Exercise 2. Prove that if \(x\) and \(y\) are vectors in a unitary space, then \[4(x, y)=\|x+y\|^{2}-\|x-y\|^{2}+i\|x+i y\|^{2}-i\|x-i y\|^{2}.\]
Exercise 3. If inner product in \(\mathcal{P}_{n+1}\) is defined by \[(x, y)=\int_{0}^{1} x(t) \overline{y(t)} \,d t,\] and if \(x_{j}(t)=t^j\) , \(j=0, \ldots, n-1\) , find a polynomial of degree \(n\) orthogonal to \(x_{0}, x_{1}, \ldots, x_{n-1}\) .
Exercise 4.
- Two vectors \(x\) and \(y\) in a real inner product space are orthogonal if and only if \(\|x+y\|^{2}=\|x\|^{2}+\|y\|^{2}\) .

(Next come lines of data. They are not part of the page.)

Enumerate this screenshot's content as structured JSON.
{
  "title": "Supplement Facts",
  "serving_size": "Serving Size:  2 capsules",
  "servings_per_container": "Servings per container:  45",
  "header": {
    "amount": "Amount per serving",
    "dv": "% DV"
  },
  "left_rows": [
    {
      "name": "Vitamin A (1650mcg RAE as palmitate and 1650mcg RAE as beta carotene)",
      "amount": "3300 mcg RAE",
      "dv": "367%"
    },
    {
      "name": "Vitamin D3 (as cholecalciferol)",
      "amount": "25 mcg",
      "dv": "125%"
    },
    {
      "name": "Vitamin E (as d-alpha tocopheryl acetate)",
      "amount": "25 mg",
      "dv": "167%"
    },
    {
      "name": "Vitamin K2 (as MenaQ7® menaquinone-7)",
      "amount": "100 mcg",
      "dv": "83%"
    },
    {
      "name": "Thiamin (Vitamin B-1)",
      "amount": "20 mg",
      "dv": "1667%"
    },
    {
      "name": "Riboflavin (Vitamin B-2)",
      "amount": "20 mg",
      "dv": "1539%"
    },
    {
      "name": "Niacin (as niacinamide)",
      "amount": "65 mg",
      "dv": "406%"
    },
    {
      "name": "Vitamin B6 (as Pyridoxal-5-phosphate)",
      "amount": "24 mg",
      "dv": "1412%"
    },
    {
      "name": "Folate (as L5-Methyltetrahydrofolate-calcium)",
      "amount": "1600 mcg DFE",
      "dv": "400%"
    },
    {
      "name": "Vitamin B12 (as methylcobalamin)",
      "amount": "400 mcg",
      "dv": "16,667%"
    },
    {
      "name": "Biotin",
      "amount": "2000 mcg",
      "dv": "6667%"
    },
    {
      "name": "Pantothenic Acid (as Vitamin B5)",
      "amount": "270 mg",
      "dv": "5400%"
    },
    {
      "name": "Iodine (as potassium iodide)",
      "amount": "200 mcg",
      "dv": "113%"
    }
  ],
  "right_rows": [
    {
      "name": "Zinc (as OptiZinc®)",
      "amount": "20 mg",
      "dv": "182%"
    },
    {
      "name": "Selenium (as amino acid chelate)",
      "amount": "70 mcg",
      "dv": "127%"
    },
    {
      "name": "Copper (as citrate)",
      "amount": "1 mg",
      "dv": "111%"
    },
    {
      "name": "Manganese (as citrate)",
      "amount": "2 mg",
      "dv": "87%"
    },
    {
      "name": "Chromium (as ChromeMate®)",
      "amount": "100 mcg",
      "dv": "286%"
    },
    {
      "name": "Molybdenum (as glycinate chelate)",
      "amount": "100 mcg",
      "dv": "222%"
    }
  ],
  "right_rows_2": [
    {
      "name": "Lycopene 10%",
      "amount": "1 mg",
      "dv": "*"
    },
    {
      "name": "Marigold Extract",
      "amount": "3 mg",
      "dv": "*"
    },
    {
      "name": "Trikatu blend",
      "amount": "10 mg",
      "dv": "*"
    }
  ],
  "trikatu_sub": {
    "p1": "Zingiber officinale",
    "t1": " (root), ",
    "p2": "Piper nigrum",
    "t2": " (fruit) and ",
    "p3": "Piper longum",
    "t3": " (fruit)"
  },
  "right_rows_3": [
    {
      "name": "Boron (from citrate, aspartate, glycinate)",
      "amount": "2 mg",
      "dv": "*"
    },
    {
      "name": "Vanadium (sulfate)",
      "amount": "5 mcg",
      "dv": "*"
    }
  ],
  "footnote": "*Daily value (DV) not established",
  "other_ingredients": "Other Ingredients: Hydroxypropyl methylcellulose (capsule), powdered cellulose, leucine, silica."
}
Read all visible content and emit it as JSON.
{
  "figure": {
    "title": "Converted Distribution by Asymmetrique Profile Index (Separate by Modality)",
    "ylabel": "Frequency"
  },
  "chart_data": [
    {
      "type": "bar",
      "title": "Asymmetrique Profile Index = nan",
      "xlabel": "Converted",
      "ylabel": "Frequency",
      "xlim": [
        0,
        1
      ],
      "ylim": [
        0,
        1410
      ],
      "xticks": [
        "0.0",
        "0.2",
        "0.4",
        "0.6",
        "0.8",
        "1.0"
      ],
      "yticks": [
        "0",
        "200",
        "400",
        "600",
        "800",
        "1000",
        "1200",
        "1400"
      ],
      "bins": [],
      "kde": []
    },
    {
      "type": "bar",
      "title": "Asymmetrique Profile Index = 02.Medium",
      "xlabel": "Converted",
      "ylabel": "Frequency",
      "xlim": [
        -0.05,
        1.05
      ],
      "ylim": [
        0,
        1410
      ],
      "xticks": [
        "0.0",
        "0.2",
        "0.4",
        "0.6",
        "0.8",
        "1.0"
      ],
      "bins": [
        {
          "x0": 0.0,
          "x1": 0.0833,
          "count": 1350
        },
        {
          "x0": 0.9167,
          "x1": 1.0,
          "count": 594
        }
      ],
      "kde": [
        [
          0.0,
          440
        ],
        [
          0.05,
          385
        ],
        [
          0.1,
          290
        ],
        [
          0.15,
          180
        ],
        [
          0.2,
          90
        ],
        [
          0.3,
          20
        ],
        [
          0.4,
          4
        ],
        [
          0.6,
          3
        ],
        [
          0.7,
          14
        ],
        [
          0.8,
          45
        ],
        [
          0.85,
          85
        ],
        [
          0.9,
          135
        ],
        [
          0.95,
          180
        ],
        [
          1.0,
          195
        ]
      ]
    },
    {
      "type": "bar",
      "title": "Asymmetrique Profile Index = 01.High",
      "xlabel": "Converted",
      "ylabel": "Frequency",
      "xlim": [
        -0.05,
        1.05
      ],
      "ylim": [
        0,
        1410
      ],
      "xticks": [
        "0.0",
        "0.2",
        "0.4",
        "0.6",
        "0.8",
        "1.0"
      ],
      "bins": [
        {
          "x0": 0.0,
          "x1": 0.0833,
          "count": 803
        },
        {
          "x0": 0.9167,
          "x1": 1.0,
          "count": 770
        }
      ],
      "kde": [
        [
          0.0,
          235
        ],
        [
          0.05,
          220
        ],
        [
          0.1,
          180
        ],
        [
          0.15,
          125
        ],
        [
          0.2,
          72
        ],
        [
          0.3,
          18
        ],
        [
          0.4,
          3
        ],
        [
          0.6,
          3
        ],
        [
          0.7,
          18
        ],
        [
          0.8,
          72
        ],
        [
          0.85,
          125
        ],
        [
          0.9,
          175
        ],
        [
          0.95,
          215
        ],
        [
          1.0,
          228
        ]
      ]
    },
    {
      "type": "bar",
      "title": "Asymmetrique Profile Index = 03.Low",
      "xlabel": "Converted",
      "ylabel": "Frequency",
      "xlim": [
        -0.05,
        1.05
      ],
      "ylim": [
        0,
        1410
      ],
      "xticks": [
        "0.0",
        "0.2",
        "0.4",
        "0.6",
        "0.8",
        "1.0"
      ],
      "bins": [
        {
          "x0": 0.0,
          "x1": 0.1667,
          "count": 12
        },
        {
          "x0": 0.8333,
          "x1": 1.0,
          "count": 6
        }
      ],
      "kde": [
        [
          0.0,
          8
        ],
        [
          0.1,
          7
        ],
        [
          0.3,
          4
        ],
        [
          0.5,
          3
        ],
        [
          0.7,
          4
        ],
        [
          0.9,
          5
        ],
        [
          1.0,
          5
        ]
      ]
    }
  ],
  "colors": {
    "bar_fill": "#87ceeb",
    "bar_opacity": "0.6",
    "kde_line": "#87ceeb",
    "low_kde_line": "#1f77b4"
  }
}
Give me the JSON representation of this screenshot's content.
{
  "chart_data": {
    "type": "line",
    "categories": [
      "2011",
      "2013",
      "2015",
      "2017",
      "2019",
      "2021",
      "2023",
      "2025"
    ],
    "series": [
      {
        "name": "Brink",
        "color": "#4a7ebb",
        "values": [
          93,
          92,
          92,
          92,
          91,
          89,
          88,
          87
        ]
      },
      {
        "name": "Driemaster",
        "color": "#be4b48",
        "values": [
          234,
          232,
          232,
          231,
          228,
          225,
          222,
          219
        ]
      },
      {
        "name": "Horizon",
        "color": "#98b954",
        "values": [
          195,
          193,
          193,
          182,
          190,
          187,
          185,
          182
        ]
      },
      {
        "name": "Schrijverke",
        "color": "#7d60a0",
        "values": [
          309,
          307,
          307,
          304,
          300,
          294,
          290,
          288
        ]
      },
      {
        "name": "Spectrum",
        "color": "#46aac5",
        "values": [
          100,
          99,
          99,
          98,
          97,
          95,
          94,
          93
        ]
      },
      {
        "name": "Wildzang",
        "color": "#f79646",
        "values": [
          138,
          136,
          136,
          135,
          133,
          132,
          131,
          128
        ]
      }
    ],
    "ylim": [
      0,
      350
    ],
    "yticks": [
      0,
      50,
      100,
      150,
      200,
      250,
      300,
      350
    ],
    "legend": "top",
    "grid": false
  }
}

- Show that (a) becomes false if "real" is changed to "complex."
- Two vectors \(x\) and \(y\) in a complex inner product space are orthogonal if and only if \(\|\alpha x+\beta y\|^{2}=\|\alpha x\|^{2}+\|\beta y\|^{2}\) for all pairs of scalars \(\alpha\) and \(\beta\) .
- If \(x\) and \(y\) are vectors in a real inner product space, and if \(\|x\|=\|y\|\) , then \(x-y\) and \(x+y\) are orthogonal. (Picture?) Discuss the corresponding statement for complex spaces.
- If \(x\) and \(y\) are vectors in an inner product space, then \[\|x+y\|^{2}+\|x-y\|^{2}=2\|x\|^{2}+2\|y\|^{2}.\] Picture?